One of the HealthKeepers sales ladies heading out on her rounds. |
In many rural areas of Ghana, a ringing bell is the traditional way that itinerant sales agents announce their arrival in a village. More and more, those bells are announcing the arrival of the entrepreneurial women from the HealthKeepers Network who are promoting health while also making a living, with the motto “prevention is better than cure.” And they are forging a new way of using the private sector to deliver health and hygiene to rural areas often overlooked by traditional global health programs.
Daniel Mensah, head of HealthKeepers |
In October 2009, I visited HealthKeepers with two colleagues and Executive Director Daniel Mensah in a village about an hour outside of Accra. We were the first visitors just after HealthKeepers had been registered to continue the work begun by Freedom from Hunger.
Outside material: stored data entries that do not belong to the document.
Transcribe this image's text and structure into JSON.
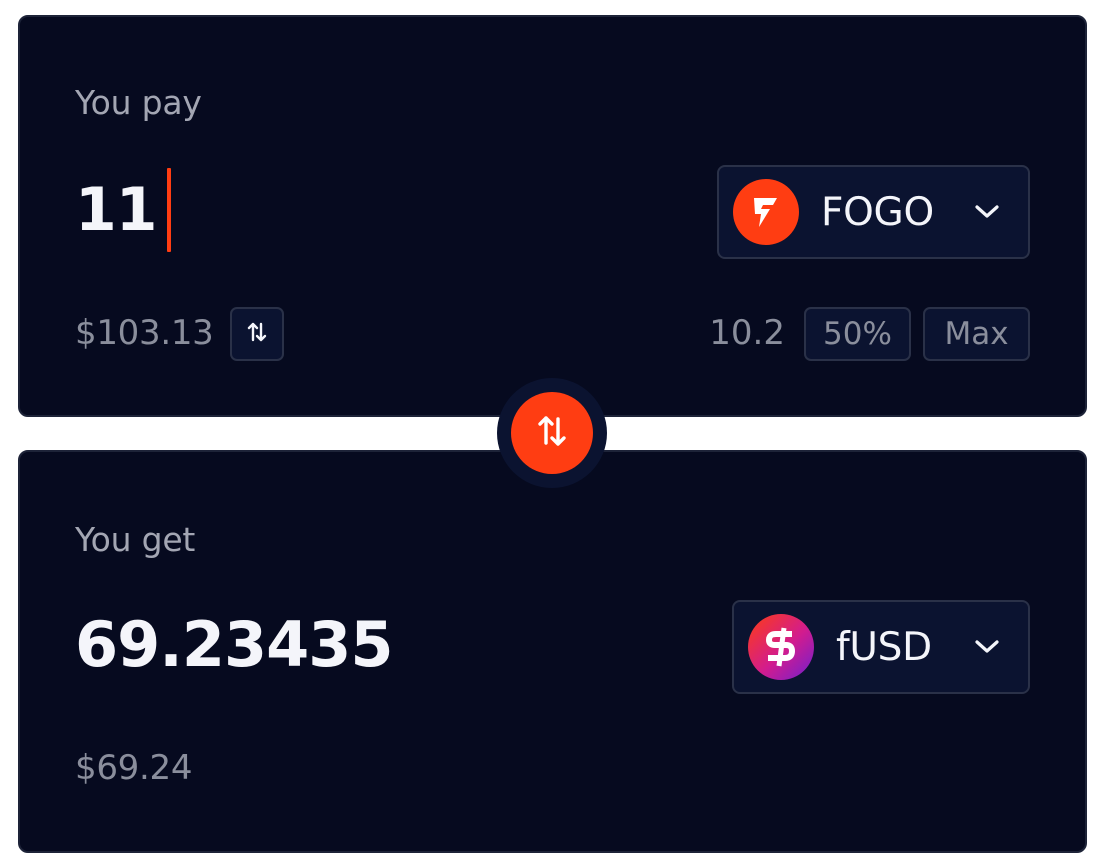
{
  "pay": {
    "label": "You pay",
    "amount": "11",
    "token": {
      "symbol": "FOGO",
      "icon": "fogo-bolt-logo",
      "color": "#ff3d12"
    },
    "usd_value": "$103.13",
    "balance": "10.2",
    "percent_label": "50%",
    "max_label": "Max"
  },
  "get": {
    "label": "You get",
    "amount": "69.23435",
    "token": {
      "symbol": "fUSD",
      "icon": "fusd-dollar-logo"
    },
    "usd_value": "$69.24"
  },
  "colors": {
    "card_bg": "#060a1f",
    "accent": "#ff3d12",
    "text_primary": "#f4f5fa",
    "text_muted": "#8a8e9c"
  }
}
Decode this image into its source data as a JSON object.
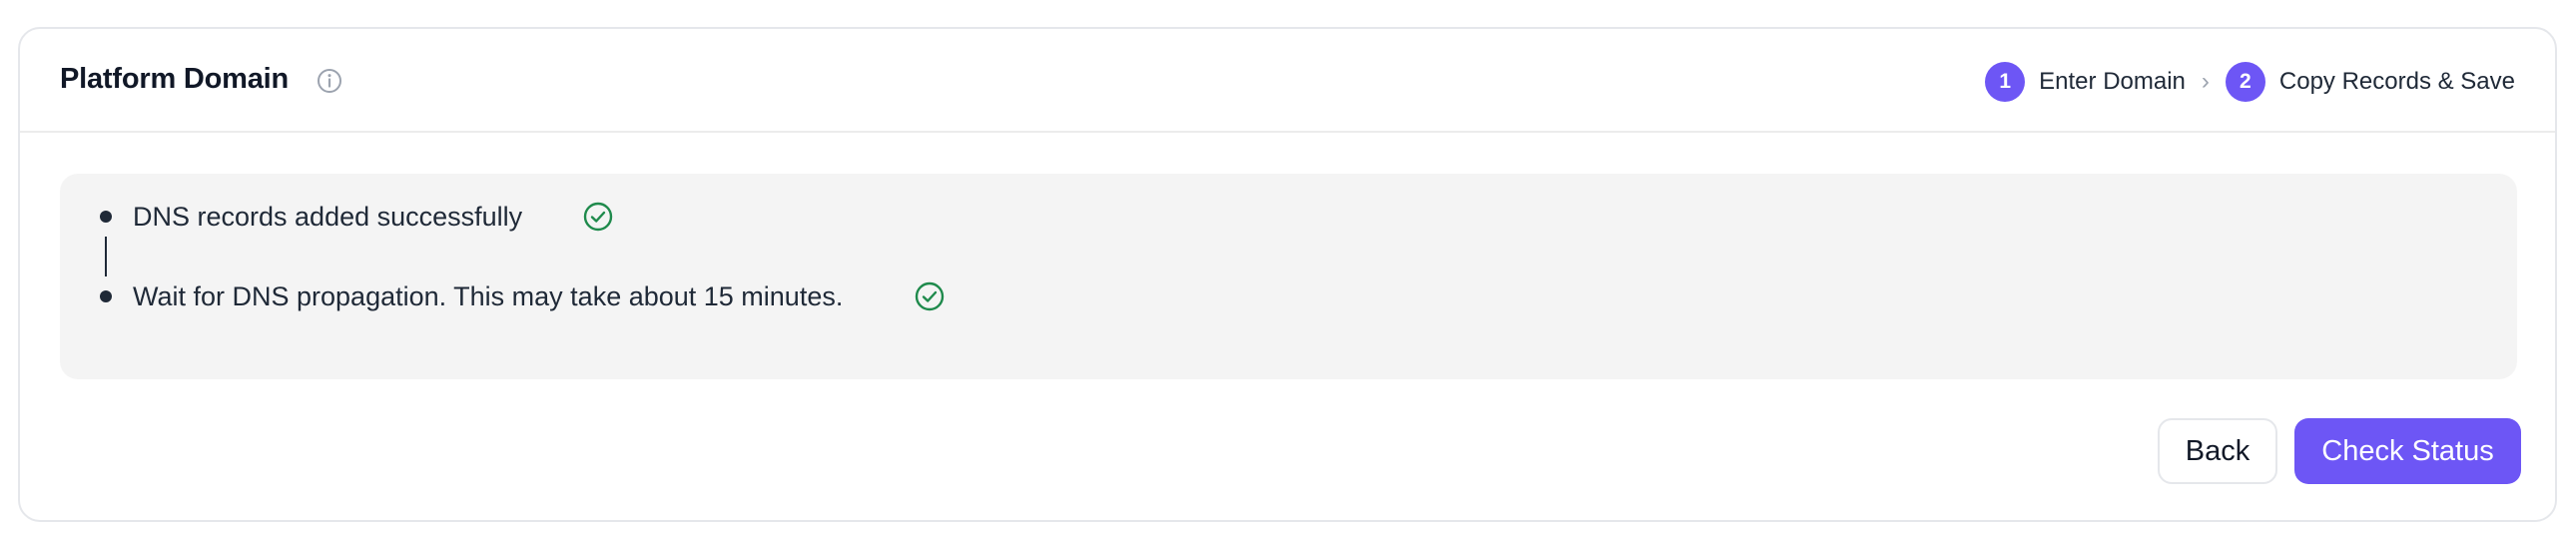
{
  "header": {
    "title": "Platform Domain",
    "info_icon": "info-icon"
  },
  "stepper": {
    "steps": [
      {
        "number": "1",
        "label": "Enter Domain"
      },
      {
        "number": "2",
        "label": "Copy Records & Save"
      }
    ],
    "separator": "›"
  },
  "status": {
    "items": [
      {
        "text": "DNS records added successfully",
        "icon": "check-circle-icon",
        "state": "complete"
      },
      {
        "text": "Wait for DNS propagation. This may take about 15 minutes.",
        "icon": "check-circle-icon",
        "state": "complete"
      }
    ]
  },
  "actions": {
    "back_label": "Back",
    "check_label": "Check Status"
  },
  "colors": {
    "accent": "#6d56f5",
    "success": "#1f8a4c",
    "panel_bg": "#f4f4f4"
  }
}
I immediately thought of Avon, a U.S. company I remember from my youth, and its Avon ladies who have sold cosmetics door-to-door since the 1930s. The HealthKeeper difference is that these sales ladies travel by foot, with their products in a basket perched on the top of their heads.
The merchandise includes a mix of health products — such as contraceptives, insecticide-treated mosquito nets, oral rehydration salts and home water treatment tablets —and other carefully selected personal care products which help ensure that the ladies turn enough of a profit to keep them motivated. In 2009, they were also selling low-cost eyeglasses; they gave one of my colleagues an impromptu eye exam under the mango tree.